Chemo-Man

by | May 23, 2005 | Healing

The first close friendship I ever had began when I was fifteen years old. Chuck and I went through high school and college together, we double-dated together (and got rejected together); we were confidants and counselors and chums through every important event of life.

Several years ago Chuck called to tell me he had cancer. The initial prognosis was very good, although he did have to undergo difficult treatment. In typical fashion Chuck shaved his head before the chemotherapy began, covered it with glue, sprinkled it with gold glitter, and walked around the house in his underwear, calling himself “Chemo-Man.”

Chuck and I lived more than two thousand miles apart at this time, but we talked every Saturday morning during the time he was undergoing treatment. The chemotherapy destroyed his appetite; he was unable to keep food down; he became so gaunt and emaciated that he was almost unrecognizable even to his children. At one point an infection set in, and his condition was briefly touch-and-go because the chemotherapy had so weakened his immune system. But Chuck pulled through, and eventually he completed treatment. Chemo-Man had prevailed.

A month later, Chuck had his first posttreatment checkup. He called me that night: The cancer was back, the doctor told him, at levels as high as they had been before treatment. Being a doctor himself, he knew that the return of the cancer this strongly, this quickly, meant that he was going to die. It was a death sentence.

I was numb. When I went to bed that night, I couldn’t even pray. “It’s some mistake,” I protested. “They’ll find out it’s okay.” I marveled at how quickly denial sets in.

At 6:30 the next morning, Chuck called again. “You won’t believe this,” he said. Someone in the lab had mistakenly switched his results with those of another patient, who had not yet even been through treatment. It turned out that Chuck’s cancer was gone and has not reappeared, these many years later.

“I’m going to live, ” my friend said. “I’m going to see my kids grow up. I’m going to grow old with my wife. I’m going to live.” For a few, moments we just wept on the phone like a couple of characters out of a Hallmark commercial.

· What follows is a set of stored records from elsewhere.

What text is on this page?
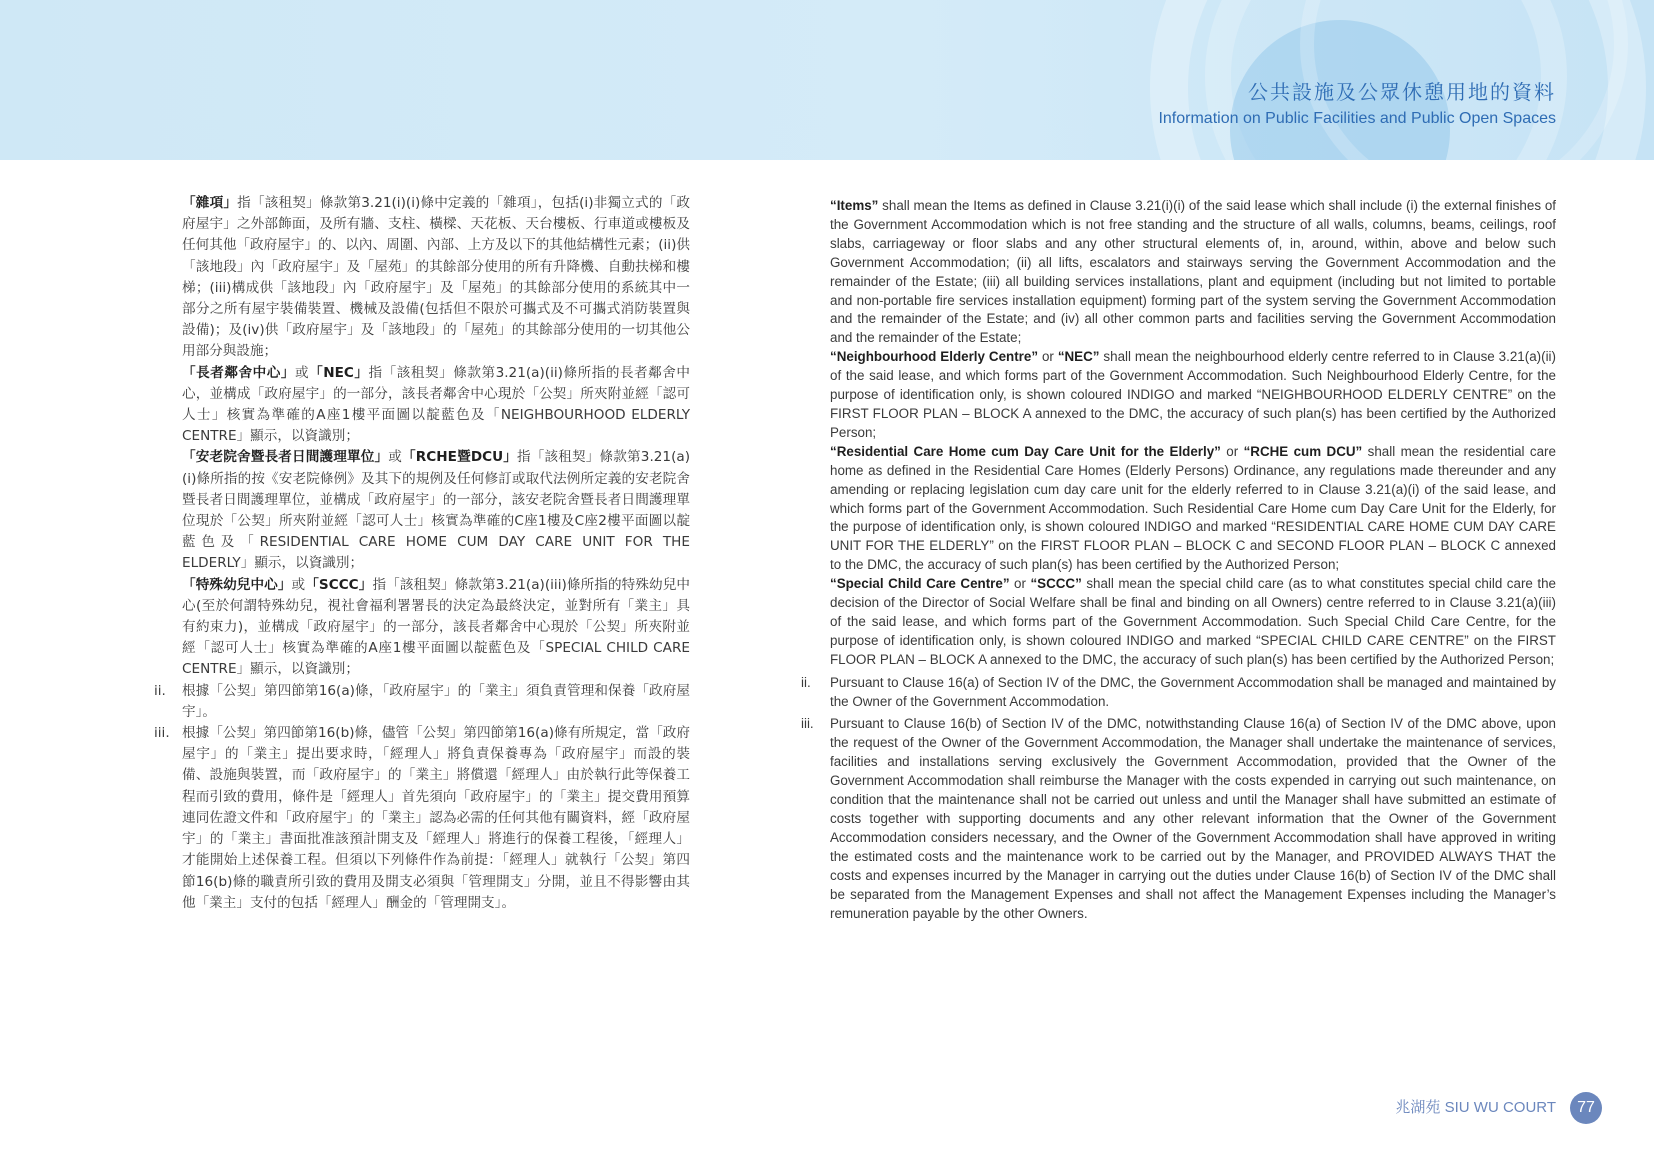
公共設施及公眾休憩用地的資料
Information on Public Facilities and Public Open Spaces
「雜項」指「該租契」條款第3.21(i)(i)條中定義的「雜項」，包括(i)非獨立式的「政府屋宇」之外部飾面，及所有牆、支柱、橫樑、天花板、天台樓板、行車道或樓板及任何其他「政府屋宇」的、以內、周圍、內部、上方及以下的其他結構性元素；(ii)供「該地段」內「政府屋宇」及「屋苑」的其餘部分使用的所有升降機、自動扶梯和樓梯；(iii)構成供「該地段」內「政府屋宇」及「屋苑」的其餘部分使用的系統其中一部分之所有屋宇裝備裝置、機械及設備(包括但不限於可攜式及不可攜式消防裝置與設備)；及(iv)供「政府屋宇」及「該地段」的「屋苑」的其餘部分使用的一切其他公用部分與設施；
「長者鄰舍中心」或「NEC」指「該租契」條款第3.21(a)(ii)條所指的長者鄰舍中心，並構成「政府屋宇」的一部分，該長者鄰舍中心現於「公契」所夾附並經「認可人士」核實為準確的A座1樓平面圖以靛藍色及「NEIGHBOURHOOD ELDERLY CENTRE」顯示，以資識別；
「安老院舍暨長者日間護理單位」或「RCHE暨DCU」指「該租契」條款第3.21(a)(i)條所指的按《安老院條例》及其下的規例及任何修訂或取代法例所定義的安老院舍暨長者日間護理單位，並構成「政府屋宇」的一部分，該安老院舍暨長者日間護理單位現於「公契」所夾附並經「認可人士」核實為準確的C座1樓及C座2樓平面圖以靛藍色及「RESIDENTIAL CARE HOME CUM DAY CARE UNIT FOR THE ELDERLY」顯示，以資識別；
「特殊幼兒中心」或「SCCC」指「該租契」條款第3.21(a)(iii)條所指的特殊幼兒中心(至於何謂特殊幼兒，視社會福利署署長的決定為最終決定，並對所有「業主」具有約束力)，並構成「政府屋宇」的一部分，該長者鄰舍中心現於「公契」所夾附並經「認可人士」核實為準確的A座1樓平面圖以靛藍色及「SPECIAL CHILD CARE CENTRE」顯示，以資識別；
ii. 根據「公契」第四節第16(a)條，「政府屋宇」的「業主」須負責管理和保養「政府屋宇」。
iii. 根據「公契」第四節第16(b)條，儘管「公契」第四節第16(a)條有所規定，當「政府屋宇」的「業主」提出要求時，「經理人」將負責保養專為「政府屋宇」而設的裝備、設施與裝置，而「政府屋宇」的「業主」將償還「經理人」由於執行此等保養工程而引致的費用，條件是「經理人」首先須向「政府屋宇」的「業主」提交費用預算連同佐證文件和「政府屋宇」的「業主」認為必需的任何其他有關資料，經「政府屋宇」的「業主」書面批准該預計開支及「經理人」將進行的保養工程後，「經理人」才能開始上述保養工程。但須以下列條件作為前提：「經理人」就執行「公契」第四節16(b)條的職責所引致的費用及開支必須與「管理開支」分開，並且不得影響由其他「業主」支付的包括「經理人」酬金的「管理開支」。
“Items” shall mean the Items as defined in Clause 3.21(i)(i) of the said lease which shall include (i) the external finishes of the Government Accommodation which is not free standing and the structure of all walls, columns, beams, ceilings, roof slabs, carriageway or floor slabs and any other structural elements of, in, around, within, above and below such Government Accommodation; (ii) all lifts, escalators and stairways serving the Government Accommodation and the remainder of the Estate; (iii) all building services installations, plant and equipment (including but not limited to portable and non-portable fire services installation equipment) forming part of the system serving the Government Accommodation and the remainder of the Estate; and (iv) all other common parts and facilities serving the Government Accommodation and the remainder of the Estate;
“Neighbourhood Elderly Centre” or “NEC” shall mean the neighbourhood elderly centre referred to in Clause 3.21(a)(ii) of the said lease, and which forms part of the Government Accommodation. Such Neighbourhood Elderly Centre, for the purpose of identification only, is shown coloured INDIGO and marked “NEIGHBOURHOOD ELDERLY CENTRE” on the FIRST FLOOR PLAN – BLOCK A annexed to the DMC, the accuracy of such plan(s) has been certified by the Authorized Person;
“Residential Care Home cum Day Care Unit for the Elderly” or “RCHE cum DCU” shall mean the residential care home as defined in the Residential Care Homes (Elderly Persons) Ordinance, any regulations made thereunder and any amending or replacing legislation cum day care unit for the elderly referred to in Clause 3.21(a)(i) of the said lease, and which forms part of the Government Accommodation. Such Residential Care Home cum Day Care Unit for the Elderly, for the purpose of identification only, is shown coloured INDIGO and marked “RESIDENTIAL CARE HOME CUM DAY CARE UNIT FOR THE ELDERLY” on the FIRST FLOOR PLAN – BLOCK C and SECOND FLOOR PLAN – BLOCK C annexed to the DMC, the accuracy of such plan(s) has been certified by the Authorized Person;
“Special Child Care Centre” or “SCCC” shall mean the special child care (as to what constitutes special child care the decision of the Director of Social Welfare shall be final and binding on all Owners) centre referred to in Clause 3.21(a)(iii) of the said lease, and which forms part of the Government Accommodation. Such Special Child Care Centre, for the purpose of identification only, is shown coloured INDIGO and marked “SPECIAL CHILD CARE CENTRE” on the FIRST FLOOR PLAN – BLOCK A annexed to the DMC, the accuracy of such plan(s) has been certified by the Authorized Person;
ii. Pursuant to Clause 16(a) of Section IV of the DMC, the Government Accommodation shall be managed and maintained by the Owner of the Government Accommodation.
iii. Pursuant to Clause 16(b) of Section IV of the DMC, notwithstanding Clause 16(a) of Section IV of the DMC above, upon the request of the Owner of the Government Accommodation, the Manager shall undertake the maintenance of services, facilities and installations serving exclusively the Government Accommodation, provided that the Owner of the Government Accommodation shall reimburse the Manager with the costs expended in carrying out such maintenance, on condition that the maintenance shall not be carried out unless and until the Manager shall have submitted an estimate of costs together with supporting documents and any other relevant information that the Owner of the Government Accommodation considers necessary, and the Owner of the Government Accommodation shall have approved in writing the estimated costs and the maintenance work to be carried out by the Manager, and PROVIDED ALWAYS THAT the costs and expenses incurred by the Manager in carrying out the duties under Clause 16(b) of Section IV of the DMC shall be separated from the Management Expenses and shall not affect the Management Expenses including the Manager’s remuneration payable by the other Owners.
兆湖苑 SIU WU COURT	77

Chuck told me he was filled with a gratitude he had never known. He couldn’t stop touching his kids or hugging his wife. Things that had bothered him before faded into utter insignificance. He was going to live-and suddenly he did not just know intellectually but actually experienced the truth that life is a gift. We don’t earn it, can’t control it, can’t take a moment of it for granted. Every tick of the clock is a gift from God. Every day is a Dee Dah Day.

Ortberg, John. Life You’ve Always Wanted. Grand Rapids: Zondervan, 2002, p. 64-65.